Shahid Bwibo

Personal information
- Full name: Kennedy Shahid Bwibo
- Born: 15 May 1968 (age 58) Nairobi, Kenya
- Bowling: Right-arm medium

International information
- National side: Kenya (1997);

Career statistics
| Competition | List A |
| Matches | 1 |
| Runs scored | 2 |
| Batting average | – |
| 100s/50s | 0/0 |
| Top score | 2* |
| Balls bowled | 12 |
| Wickets | 0 |
| Bowling average | – |
| 5 wickets in innings | – |
| 10 wickets in match | – |
| Best bowling | – |
| Catches/stumpings | 1/– |
- Source: CricketArchive, 9 February 2015

= Shahid Bwibo =

Kenyan cricketer

Kennedy Shahid Bwibo (born 15 May 1968) is a former Kenyan cricketer whose single list-A appearance for the Kenyan national side came in March 1997.
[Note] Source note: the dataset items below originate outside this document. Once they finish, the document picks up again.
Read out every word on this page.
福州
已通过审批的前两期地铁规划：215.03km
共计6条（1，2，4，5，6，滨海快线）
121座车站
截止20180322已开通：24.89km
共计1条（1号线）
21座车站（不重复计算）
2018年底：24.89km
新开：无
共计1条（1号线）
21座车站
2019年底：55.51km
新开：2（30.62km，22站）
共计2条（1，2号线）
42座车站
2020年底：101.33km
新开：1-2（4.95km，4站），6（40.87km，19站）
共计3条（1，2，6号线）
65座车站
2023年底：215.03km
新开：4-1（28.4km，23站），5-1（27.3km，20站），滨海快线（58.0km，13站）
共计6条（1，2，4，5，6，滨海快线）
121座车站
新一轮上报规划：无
Born in Nairobi, Bwibo's club cricket was played for the Sir Ali Muslim Club. Described by a CricInfo writer as a "burly right arm opening bowler", his best performance at that level was 8/28. Bwibo's sole high-level match for Kenya came during the 1996–97 South African season, when the team participated in the Standard Bank Cup (a limited overs interprovincial knockout tournament). Kenya were drawn against Natal in its quarter-final, and were knocked out of the tournament after losing by 104 runs. Bowling second-change behind Martin Suji, Thomas Odoyo, and Tony Suji, Bwibo conceded 13 runs from his two overs, with Natal's batting line-up featuring South African national side players Andrew Hudson, Pat Symcox, Jonty Rhodes, Shaun Pollock, and Lance Klusener. After the conclusion of his playing career, Bwibo became involved in coaching. For the 2008 edition of the Sahara Elite League (what was to be the first and only edition of the competition), he was named coach of the Eastern Aces franchise, which was captained by Steve Tikolo.